PittsburghTotes · RecyclingQuote
06Blog · Reconditioning
October 26, 2023 · 9 min read

Rinsing protocols: caustic, citric, and why we stopped using bleach

Three chemistries, three use cases, one regrettable incident. A shop-floor tour of what actually cleans a tote.

Reconditioning9 minby Marco Aguilar

If you walked through our wash bay on a Wednesday morning you would see three unmarked drums on the mixing skid. White is sodium hydroxide at 3% by weight. Amber is food-grade citric acid at 4%. And the blue drum — for almost a decade — was calcium hypochlorite. The blue drum is gone now. Here is why.

The three main rinses

  1. Caustic (NaOH 3%). Our default for the first pass on any tote that held an organic residue. Works on oils, fats, long-chain polymers, and most adhesive residues. Must be heated to at least 55°C to saponify reliably. Dwell ten minutes, recirculate, then hot potable rinse.
  2. Citric (4% with 0.5% sodium gluconate). Our default acid side. Neutralizes alkaline residues, strips mineral scale, and — the underrated use — removes the faint film that caustic itself leaves on HDPE if the water is hard. Dwell five minutes at 40°C. Environmentally forgiving and cheap.
  3. Non-ionic surfactant (Triton X analog). For anything that held emulsions. Used after caustic to break up residual micelles.

Why we stopped using chlorine bleach

Until late 2019, our third rinse for food-grade totes was a 200 ppm free-chlorine flush. It is cheap, it is traditional, it is endorsed by several older IBC cleaning manuals still in print. It also does something inconvenient: it can produce trace chlorinated byproducts inside the HDPE resin matrix that leach out over the next few months, especially when the tote sees direct sun during storage.

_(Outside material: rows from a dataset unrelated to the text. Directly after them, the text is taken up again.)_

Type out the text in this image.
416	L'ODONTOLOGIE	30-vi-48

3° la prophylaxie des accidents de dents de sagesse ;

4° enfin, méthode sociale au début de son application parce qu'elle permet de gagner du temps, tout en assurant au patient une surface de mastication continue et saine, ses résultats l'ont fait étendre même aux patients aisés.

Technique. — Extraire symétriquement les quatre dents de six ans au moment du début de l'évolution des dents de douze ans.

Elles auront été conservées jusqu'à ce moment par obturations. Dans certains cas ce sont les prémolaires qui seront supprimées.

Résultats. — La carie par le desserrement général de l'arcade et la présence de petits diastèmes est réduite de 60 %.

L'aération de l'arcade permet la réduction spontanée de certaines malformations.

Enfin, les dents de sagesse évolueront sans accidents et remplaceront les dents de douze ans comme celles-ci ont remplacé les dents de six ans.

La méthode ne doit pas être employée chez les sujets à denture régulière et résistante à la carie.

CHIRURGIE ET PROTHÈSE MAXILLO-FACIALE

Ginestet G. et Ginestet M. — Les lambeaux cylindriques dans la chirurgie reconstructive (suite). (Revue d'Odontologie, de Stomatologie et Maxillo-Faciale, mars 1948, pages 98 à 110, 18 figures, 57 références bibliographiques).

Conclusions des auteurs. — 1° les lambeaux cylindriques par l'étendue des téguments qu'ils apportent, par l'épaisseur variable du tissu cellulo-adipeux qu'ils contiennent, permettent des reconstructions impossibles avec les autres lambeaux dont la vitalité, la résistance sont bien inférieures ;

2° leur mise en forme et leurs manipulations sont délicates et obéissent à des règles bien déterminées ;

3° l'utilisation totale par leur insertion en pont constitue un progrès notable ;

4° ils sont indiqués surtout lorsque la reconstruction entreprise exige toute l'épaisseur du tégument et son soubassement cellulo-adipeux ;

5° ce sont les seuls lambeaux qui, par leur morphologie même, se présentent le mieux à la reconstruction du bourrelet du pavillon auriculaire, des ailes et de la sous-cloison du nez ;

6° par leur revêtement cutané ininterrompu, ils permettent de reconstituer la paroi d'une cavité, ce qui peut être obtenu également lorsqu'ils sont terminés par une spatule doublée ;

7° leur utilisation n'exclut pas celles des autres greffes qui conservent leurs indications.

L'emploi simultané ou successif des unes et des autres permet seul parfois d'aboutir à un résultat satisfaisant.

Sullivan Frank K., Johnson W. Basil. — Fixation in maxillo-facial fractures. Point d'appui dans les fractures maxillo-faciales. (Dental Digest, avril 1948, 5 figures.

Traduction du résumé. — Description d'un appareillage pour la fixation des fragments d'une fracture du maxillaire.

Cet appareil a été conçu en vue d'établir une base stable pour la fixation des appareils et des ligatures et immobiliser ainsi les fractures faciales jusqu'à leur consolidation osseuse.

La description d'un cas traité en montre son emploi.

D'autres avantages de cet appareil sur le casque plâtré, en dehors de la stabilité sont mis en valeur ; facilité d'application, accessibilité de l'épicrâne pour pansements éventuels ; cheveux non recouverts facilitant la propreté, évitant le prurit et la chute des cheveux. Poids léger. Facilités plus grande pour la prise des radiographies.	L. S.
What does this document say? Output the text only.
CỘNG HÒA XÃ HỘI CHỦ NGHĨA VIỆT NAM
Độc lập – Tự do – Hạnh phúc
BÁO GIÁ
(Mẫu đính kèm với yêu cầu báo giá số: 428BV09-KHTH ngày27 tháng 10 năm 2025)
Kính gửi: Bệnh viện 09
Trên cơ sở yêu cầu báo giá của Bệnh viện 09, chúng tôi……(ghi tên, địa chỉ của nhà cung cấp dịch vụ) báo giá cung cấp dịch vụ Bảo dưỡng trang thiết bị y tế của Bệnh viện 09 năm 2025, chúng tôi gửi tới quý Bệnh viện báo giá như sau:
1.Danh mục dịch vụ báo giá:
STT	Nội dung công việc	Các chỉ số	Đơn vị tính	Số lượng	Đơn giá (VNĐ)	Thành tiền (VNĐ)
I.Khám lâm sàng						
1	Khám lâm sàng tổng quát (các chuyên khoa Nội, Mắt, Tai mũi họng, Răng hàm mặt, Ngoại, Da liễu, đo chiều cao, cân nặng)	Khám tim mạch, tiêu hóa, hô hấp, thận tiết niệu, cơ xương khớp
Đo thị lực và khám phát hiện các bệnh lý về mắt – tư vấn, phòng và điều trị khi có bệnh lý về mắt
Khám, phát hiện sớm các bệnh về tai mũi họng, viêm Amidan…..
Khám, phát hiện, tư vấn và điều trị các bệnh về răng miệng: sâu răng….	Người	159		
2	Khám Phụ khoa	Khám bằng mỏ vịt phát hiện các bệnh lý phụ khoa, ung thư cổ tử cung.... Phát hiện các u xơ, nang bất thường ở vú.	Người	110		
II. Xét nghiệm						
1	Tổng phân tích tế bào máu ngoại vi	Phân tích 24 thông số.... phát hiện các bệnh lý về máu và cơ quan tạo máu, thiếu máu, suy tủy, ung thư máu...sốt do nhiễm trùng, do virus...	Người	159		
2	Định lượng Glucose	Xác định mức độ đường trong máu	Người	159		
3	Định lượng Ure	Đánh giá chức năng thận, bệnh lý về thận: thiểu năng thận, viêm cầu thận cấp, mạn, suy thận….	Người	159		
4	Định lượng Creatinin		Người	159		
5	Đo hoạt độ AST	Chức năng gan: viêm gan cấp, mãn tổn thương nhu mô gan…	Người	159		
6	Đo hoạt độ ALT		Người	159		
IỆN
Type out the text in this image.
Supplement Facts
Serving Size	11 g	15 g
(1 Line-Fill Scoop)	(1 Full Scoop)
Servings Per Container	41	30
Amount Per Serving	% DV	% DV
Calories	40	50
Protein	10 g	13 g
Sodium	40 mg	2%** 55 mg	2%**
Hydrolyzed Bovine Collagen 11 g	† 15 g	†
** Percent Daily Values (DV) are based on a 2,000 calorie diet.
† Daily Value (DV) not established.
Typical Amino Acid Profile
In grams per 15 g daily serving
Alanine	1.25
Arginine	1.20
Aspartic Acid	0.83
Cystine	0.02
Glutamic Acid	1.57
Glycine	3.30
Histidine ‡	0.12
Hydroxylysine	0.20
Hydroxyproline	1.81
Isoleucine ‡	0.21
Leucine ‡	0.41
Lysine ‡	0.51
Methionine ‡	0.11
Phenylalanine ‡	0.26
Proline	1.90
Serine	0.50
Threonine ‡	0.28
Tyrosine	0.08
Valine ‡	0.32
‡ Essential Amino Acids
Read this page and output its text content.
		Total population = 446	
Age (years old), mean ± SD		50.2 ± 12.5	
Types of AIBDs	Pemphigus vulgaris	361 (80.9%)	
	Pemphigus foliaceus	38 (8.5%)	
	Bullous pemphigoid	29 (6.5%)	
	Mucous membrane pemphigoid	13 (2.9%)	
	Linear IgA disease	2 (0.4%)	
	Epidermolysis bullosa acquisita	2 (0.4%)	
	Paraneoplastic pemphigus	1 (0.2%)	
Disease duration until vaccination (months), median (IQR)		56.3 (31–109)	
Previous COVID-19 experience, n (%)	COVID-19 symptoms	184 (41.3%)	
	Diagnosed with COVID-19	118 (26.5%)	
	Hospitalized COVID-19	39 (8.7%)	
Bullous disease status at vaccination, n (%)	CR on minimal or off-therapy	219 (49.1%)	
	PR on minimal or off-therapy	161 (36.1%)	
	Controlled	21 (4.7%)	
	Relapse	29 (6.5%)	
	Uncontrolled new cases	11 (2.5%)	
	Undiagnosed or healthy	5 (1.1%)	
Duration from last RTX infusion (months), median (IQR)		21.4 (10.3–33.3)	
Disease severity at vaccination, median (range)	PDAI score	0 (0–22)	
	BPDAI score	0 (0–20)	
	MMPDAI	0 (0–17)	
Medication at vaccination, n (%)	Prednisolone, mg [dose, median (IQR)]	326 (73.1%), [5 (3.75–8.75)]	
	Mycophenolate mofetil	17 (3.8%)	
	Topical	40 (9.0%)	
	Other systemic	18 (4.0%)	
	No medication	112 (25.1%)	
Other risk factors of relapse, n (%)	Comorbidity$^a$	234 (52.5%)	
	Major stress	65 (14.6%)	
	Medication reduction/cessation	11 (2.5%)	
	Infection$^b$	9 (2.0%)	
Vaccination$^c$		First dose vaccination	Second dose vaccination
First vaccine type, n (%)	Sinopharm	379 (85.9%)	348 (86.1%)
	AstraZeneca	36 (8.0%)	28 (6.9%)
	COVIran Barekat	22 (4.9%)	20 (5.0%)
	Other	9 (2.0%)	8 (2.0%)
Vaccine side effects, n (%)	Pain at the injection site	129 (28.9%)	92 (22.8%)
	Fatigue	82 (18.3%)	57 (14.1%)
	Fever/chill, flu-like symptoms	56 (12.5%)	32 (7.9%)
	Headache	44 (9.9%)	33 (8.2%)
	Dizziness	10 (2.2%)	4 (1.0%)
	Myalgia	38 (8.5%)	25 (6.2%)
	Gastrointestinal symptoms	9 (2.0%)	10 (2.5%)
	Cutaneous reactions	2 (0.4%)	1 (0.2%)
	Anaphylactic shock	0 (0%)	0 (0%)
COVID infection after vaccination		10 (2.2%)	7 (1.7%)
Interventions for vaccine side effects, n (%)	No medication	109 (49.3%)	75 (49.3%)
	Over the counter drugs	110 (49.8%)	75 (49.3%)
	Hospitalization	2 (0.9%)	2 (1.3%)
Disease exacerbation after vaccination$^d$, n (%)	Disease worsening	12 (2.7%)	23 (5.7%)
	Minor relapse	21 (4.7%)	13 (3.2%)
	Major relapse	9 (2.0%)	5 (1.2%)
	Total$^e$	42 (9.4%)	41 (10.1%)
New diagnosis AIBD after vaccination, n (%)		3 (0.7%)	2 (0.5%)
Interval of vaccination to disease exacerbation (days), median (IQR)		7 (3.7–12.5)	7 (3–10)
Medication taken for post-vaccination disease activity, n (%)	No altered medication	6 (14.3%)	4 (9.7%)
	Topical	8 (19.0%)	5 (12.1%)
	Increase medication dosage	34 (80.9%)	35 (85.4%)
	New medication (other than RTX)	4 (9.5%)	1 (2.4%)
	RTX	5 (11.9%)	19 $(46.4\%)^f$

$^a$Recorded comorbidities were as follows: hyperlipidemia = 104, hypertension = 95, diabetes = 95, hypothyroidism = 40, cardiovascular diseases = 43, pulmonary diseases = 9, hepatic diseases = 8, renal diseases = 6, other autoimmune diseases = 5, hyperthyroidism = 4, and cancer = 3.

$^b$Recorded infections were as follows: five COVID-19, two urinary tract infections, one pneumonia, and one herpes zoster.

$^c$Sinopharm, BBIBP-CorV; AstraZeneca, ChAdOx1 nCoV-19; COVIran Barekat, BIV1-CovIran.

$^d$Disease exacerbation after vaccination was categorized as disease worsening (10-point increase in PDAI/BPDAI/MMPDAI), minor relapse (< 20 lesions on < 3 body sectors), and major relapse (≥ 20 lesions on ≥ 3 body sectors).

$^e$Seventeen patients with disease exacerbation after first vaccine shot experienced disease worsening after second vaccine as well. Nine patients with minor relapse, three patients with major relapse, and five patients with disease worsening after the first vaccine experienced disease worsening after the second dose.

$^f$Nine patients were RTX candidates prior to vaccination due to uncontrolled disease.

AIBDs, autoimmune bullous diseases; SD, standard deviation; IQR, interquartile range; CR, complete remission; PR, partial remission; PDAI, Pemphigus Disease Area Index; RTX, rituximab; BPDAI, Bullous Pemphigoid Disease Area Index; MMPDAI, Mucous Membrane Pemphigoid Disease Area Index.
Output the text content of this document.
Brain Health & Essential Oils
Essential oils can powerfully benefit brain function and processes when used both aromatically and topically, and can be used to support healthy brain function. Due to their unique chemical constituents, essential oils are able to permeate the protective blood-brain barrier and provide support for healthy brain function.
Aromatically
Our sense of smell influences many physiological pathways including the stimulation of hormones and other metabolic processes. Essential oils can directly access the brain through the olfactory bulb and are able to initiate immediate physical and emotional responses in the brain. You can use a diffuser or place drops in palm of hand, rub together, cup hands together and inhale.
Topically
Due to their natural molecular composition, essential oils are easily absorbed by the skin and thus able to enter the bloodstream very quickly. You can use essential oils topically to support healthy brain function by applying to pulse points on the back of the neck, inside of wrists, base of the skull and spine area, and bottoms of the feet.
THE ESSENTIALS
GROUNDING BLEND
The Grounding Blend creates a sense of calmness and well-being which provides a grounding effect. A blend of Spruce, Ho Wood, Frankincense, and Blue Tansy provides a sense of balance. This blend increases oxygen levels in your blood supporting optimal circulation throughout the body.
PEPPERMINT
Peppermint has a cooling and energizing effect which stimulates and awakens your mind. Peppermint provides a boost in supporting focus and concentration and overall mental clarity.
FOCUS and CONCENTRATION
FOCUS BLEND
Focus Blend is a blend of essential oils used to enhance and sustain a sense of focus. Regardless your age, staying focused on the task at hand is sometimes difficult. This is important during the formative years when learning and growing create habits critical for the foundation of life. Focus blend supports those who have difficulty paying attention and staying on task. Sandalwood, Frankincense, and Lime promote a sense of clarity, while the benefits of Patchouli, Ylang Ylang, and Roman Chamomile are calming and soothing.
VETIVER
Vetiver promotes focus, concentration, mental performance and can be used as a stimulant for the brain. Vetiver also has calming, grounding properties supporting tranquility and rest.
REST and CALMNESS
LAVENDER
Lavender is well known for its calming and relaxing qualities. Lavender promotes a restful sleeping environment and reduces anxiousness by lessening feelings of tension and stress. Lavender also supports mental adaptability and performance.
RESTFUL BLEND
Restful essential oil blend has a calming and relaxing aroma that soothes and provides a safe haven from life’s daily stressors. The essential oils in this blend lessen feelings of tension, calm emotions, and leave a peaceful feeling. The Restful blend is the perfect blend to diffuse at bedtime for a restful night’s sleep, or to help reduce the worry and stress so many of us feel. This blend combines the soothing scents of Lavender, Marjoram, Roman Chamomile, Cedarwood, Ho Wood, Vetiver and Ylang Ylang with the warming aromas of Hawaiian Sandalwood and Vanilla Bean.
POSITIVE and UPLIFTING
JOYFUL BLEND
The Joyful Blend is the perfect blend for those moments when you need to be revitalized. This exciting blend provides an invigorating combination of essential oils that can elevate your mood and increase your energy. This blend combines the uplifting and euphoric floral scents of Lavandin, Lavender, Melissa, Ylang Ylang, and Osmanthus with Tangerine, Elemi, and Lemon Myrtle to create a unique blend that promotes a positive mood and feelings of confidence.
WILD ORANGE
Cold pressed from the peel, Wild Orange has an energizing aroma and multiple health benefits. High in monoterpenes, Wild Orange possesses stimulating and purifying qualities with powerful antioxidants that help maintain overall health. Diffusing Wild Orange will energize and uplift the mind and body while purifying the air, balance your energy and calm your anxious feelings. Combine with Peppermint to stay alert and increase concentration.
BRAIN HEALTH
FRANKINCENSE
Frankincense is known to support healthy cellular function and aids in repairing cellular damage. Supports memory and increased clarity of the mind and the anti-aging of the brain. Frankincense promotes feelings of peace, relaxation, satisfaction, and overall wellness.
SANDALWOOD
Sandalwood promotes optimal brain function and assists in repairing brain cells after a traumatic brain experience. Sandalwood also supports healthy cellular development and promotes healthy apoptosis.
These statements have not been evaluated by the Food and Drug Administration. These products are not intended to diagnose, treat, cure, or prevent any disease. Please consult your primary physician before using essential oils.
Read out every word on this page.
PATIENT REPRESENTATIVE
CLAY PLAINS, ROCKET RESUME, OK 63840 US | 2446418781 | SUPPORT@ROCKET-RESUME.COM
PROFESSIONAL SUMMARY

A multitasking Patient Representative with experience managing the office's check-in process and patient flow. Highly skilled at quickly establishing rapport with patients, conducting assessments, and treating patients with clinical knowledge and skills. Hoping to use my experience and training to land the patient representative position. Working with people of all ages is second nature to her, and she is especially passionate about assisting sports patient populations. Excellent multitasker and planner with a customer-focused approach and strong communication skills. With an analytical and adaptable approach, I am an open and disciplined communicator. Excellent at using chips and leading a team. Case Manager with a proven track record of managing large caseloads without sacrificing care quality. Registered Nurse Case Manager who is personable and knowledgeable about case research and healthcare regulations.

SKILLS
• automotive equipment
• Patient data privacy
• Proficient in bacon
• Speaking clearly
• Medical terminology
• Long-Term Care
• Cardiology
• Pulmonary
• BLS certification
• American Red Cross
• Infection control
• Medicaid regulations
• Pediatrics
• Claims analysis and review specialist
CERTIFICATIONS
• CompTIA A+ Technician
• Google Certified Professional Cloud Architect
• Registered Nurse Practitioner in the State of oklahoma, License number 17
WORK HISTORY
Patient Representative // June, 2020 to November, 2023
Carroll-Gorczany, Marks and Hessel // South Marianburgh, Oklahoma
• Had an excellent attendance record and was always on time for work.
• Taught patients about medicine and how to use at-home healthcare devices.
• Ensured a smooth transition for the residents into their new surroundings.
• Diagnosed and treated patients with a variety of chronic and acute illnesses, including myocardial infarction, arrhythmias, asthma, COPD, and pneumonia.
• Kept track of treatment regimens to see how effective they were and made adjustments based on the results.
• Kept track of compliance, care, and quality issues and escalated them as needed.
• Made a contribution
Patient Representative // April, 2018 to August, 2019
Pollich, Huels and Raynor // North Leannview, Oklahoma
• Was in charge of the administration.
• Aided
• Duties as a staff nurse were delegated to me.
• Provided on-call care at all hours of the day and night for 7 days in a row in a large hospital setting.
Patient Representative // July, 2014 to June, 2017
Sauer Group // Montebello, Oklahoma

In June of 2019 a maple-syrup operator in Potter County called to say that a tote we had reconditioned as food-grade had developed a detectable chlorine note in his finished syrup about two weeks after fill. We re-ran the tote and confirmed a slow outgas profile. The batch was salvageable at a discount, but we ate most of the loss and apologized at length. That customer still buys from us, which surprised us.

The cheap chemistry was the reason we had a problem nobody else was having. The expensive chemistry is the reason that problem stopped.

The current food-grade cycle, in minutes

  • Visual prelude and label scan — 2 minutes
  • Cold potable pre-flood — 3 minutes
  • Hot caustic recirculation at 55°C — 10 minutes
  • Hot potable rinse — 4 minutes
  • Citric acid neutralization — 5 minutes
  • Final hot potable rinse — 4 minutes
  • Forced-air dry in the tunnel — 18 minutes
  • Swab, test, certify — 5 minutes

That adds up to about 51 minutes per tote, or roughly 55 tanks a shift per line. The bleach-era cycle was 39 minutes. The extra twelve minutes is the price of the chlorine problem going away.